Mari kita nikmati tulisan tersebut.
Anak Sumedang ini dilahirkan pada tanggal 7 Juli 1927. Ayahnya seorang landbouwconsulent(penasehat pertanian), kakeknya seorang pegawai pamongpraja. Saudaranya semua ada lima orang, diantaranya Dr. Hasan Sadikin yang berita meninggalnya dimuat dalam surat kabar beberapa waktu yang lalu.
Ali Sadikin kakak dari si bungsu.
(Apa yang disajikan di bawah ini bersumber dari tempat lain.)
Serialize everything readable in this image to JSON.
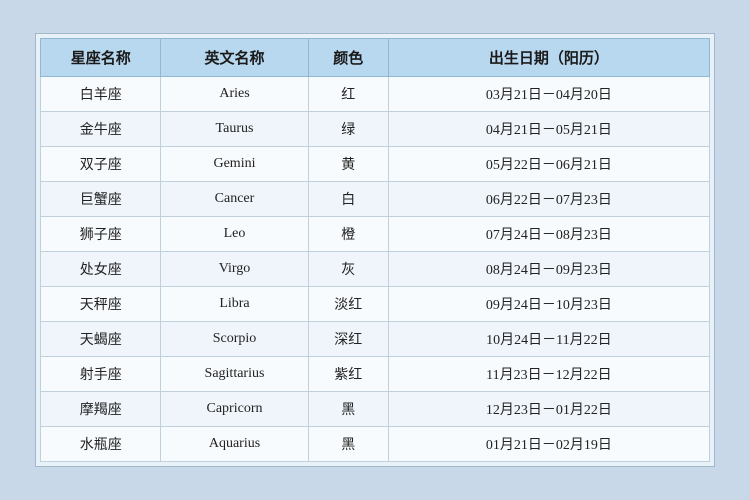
{
  "table": {
    "headers": [
      "星座名称",
      "英文名称",
      "颜色",
      "出生日期（阳历）"
    ],
    "rows": [
      {
        "zh": "白羊座",
        "en": "Aries",
        "color": "红",
        "date": "03月21日－04月20日"
      },
      {
        "zh": "金牛座",
        "en": "Taurus",
        "color": "绿",
        "date": "04月21日－05月21日"
      },
      {
        "zh": "双子座",
        "en": "Gemini",
        "color": "黄",
        "date": "05月22日－06月21日"
      },
      {
        "zh": "巨蟹座",
        "en": "Cancer",
        "color": "白",
        "date": "06月22日－07月23日"
      },
      {
        "zh": "狮子座",
        "en": "Leo",
        "color": "橙",
        "date": "07月24日－08月23日"
      },
      {
        "zh": "处女座",
        "en": "Virgo",
        "color": "灰",
        "date": "08月24日－09月23日"
      },
      {
        "zh": "天秤座",
        "en": "Libra",
        "color": "淡红",
        "date": "09月24日－10月23日"
      },
      {
        "zh": "天蝎座",
        "en": "Scorpio",
        "color": "深红",
        "date": "10月24日－11月22日"
      },
      {
        "zh": "射手座",
        "en": "Sagittarius",
        "color": "紫红",
        "date": "11月23日－12月22日"
      },
      {
        "zh": "摩羯座",
        "en": "Capricorn",
        "color": "黑",
        "date": "12月23日－01月22日"
      },
      {
        "zh": "水瓶座",
        "en": "Aquarius",
        "color": "黑",
        "date": "01月21日－02月19日"
      }
    ]
  }
}
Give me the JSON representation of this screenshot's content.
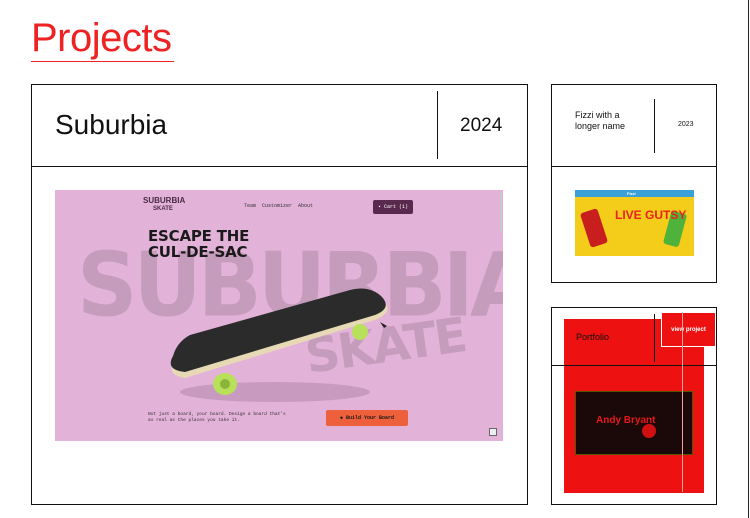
{
  "page": {
    "title": "Projects"
  },
  "main_project": {
    "name": "Suburbia",
    "year": "2024",
    "preview": {
      "logo_line1": "SUBURBIA",
      "logo_line2": "SKATE",
      "nav": [
        "Team",
        "Customizer",
        "About"
      ],
      "cart_label": "Cart (1)",
      "headline_line1": "ESCAPE THE",
      "headline_line2": "CUL-DE-SAC",
      "watermark_line1": "SUBURBIA",
      "watermark_line2": "SKATE",
      "tagline": "Not just a board, your board. Design a board that's as real as the places you take it.",
      "cta_label": "Build Your Board"
    }
  },
  "side_projects": [
    {
      "name": "Fizzi with a longer name",
      "year": "2023",
      "preview": {
        "brand": "Fizzi",
        "headline": "LIVE GUTSY"
      }
    },
    {
      "name": "Portfolio",
      "view_label": "view project",
      "preview": {
        "name_text": "Andy Bryant"
      }
    }
  ],
  "colors": {
    "accent": "#ee2222",
    "suburbia_bg": "#e2b2d8",
    "fizzi_bg": "#f4cc1a",
    "portfolio_red": "#ee1111"
  }
}
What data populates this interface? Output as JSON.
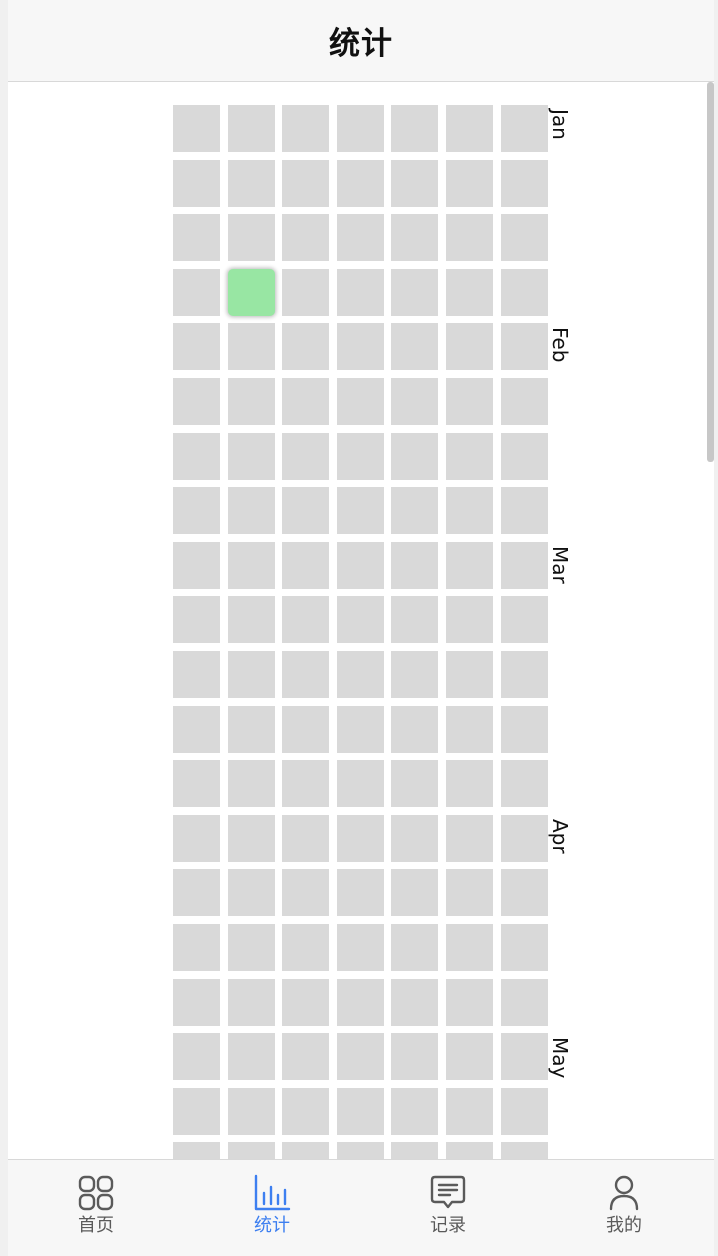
{
  "header": {
    "title": "统计"
  },
  "calendar": {
    "columns": 7,
    "rows": 20,
    "active_cells": [
      {
        "row": 3,
        "col": 1
      }
    ],
    "cell_color": "#d9d9d9",
    "active_color": "#98e6a3",
    "months": [
      {
        "label": "Jan",
        "row": 0
      },
      {
        "label": "Feb",
        "row": 4
      },
      {
        "label": "Mar",
        "row": 8
      },
      {
        "label": "Apr",
        "row": 13
      },
      {
        "label": "May",
        "row": 17
      }
    ]
  },
  "tabbar": {
    "accent_color": "#3d7ff0",
    "tabs": [
      {
        "label": "首页",
        "icon": "grid-icon",
        "selected": false
      },
      {
        "label": "统计",
        "icon": "bar-chart-icon",
        "selected": true
      },
      {
        "label": "记录",
        "icon": "message-icon",
        "selected": false
      },
      {
        "label": "我的",
        "icon": "user-icon",
        "selected": false
      }
    ]
  }
}
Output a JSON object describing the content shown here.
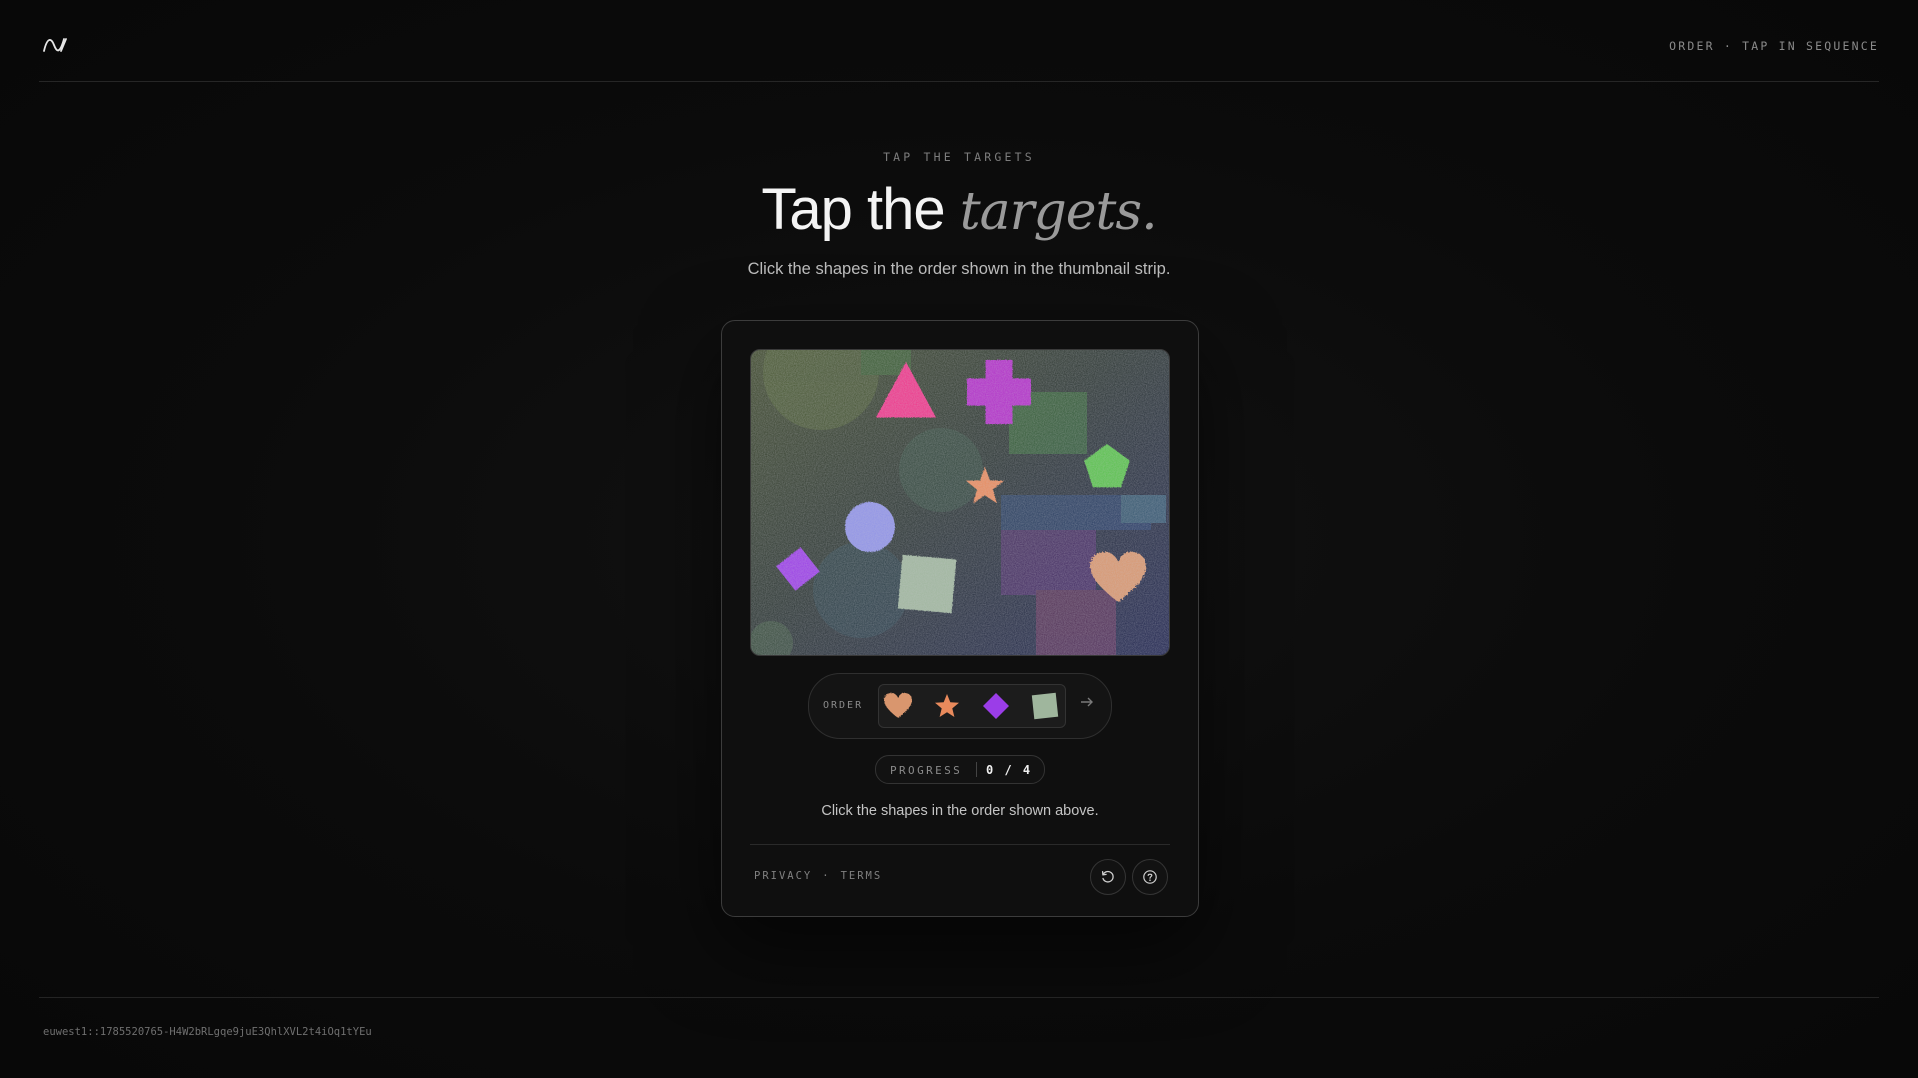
{
  "header": {
    "mode_label": "ORDER · TAP IN SEQUENCE"
  },
  "hero": {
    "eyebrow": "TAP THE TARGETS",
    "title_main": "Tap the",
    "title_accent": "targets.",
    "subtitle": "Click the shapes in the order shown in the thumbnail strip."
  },
  "challenge": {
    "targets": [
      {
        "shape": "triangle",
        "color": "#f0368a"
      },
      {
        "shape": "cross",
        "color": "#b22ec9"
      },
      {
        "shape": "pentagon",
        "color": "#58c24c"
      },
      {
        "shape": "star",
        "color": "#e98a5c"
      },
      {
        "shape": "circle",
        "color": "#8f92e8"
      },
      {
        "shape": "diamond",
        "color": "#9b3de8"
      },
      {
        "shape": "square",
        "color": "#9fb69d"
      },
      {
        "shape": "heart",
        "color": "#d9966e"
      }
    ]
  },
  "order": {
    "label": "ORDER",
    "sequence": [
      "heart",
      "star",
      "diamond",
      "square"
    ],
    "next_icon": "arrow-right-icon"
  },
  "progress": {
    "label": "PROGRESS",
    "value": "0 / 4",
    "current": 0,
    "total": 4
  },
  "hint": "Click the shapes in the order shown above.",
  "footer": {
    "privacy": "PRIVACY",
    "separator": "·",
    "terms": "TERMS",
    "reload_icon": "reload-icon",
    "help_icon": "help-icon"
  },
  "session_id": "euwest1::1785520765-H4W2bRLgqe9juE3QhlXVL2t4iOq1tYEu"
}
Ketika masih kecil, di waktu libur kerapkali Sadikin ikut ayahnya yang mengadakan turne ke desa-desa, mengunjungi camat-camat, lurah-lurah dan petani-petani untuk memberi penyuluhan di bidang pertanian.
Pak Sadikin diangkat sebagai Gubernur Jakarta Raya dalam bulan Mei 1966 setelah dalam tahun itu juga berhenti sebagai Menteri Perhubungan Laut merangkap Menteri Koordinator, Maritim, dan sebentar menjabat Deputi Menteri diperbantukan pada Menteri Ekonomi Keuangan dan Pembangunan (Ekubang).
Tak banyak yang mengetahui bahwa Ir. Soekarno yang pada waktu itu masih Presiden, tadinya hendak menunjuk orang lain sebagai Gubernur Ibukota, dan bahwa nama Sadikin baru diajukan kemudian oleh Sri Sultan, Adam Malik, dan Leimena.
“Untuk Jakarta Raya saya memerlukan orang yang ‘koppig’,” kata Soekarno yang juga pernah menyebut Jenderal Soeharto sebagai orang “koppig”, keras kepala.
Orang-orang yang dekat dengannya, melihat Sadikin dalam waktu 4 bulan (Mei sampai Agustus) menjadi kurus. Berat badannya turun 8 kilo. Sebabnya tak lain karena selama empat bulan itu dengan sifat “koppig”-nya ia banting tulang untuk menguasai masalah-masalah DKI Jakarta Raya yang dibebankan kepadanya.
Setelah itu keluarlah keputusan-keputusan dan peraturan-peraturannya yang baru. Diantaranya: Dualisme dengan adanya “Urusan Pemerintahan Umum” dan “otonomi” ditiadakan. Jakarta Raya dibagi menjadi lima kota dengan lima walikota – masing-masing dengan camat-camat, lurah-lurah, RW, dan RT.
Tugas dan kewajiban mereka dibatasi dengan jelas dan tegas.
Selanjutnya atas dasar data-data yang telah dikuasainya mengenai keadaan Ibukota, Sadikit menyusun Rencana Pembangunan Tiga Tahun yang akan berakhir tahun depan (kebetulan tepat dengan akan dimulainya Rencana Pembangunan Lima Tahun Pemerintah Pusat).
“Saya memandang kehidupan di Ibukota ini seperti sebuah PT. Pemegang sahamnya rakyak, komisaris-komisarisnya para anggota DPRD, dan direksinya diserahkan pada saya. Seluruh PT itu harus untung, tidak boleh rugi,” katanya.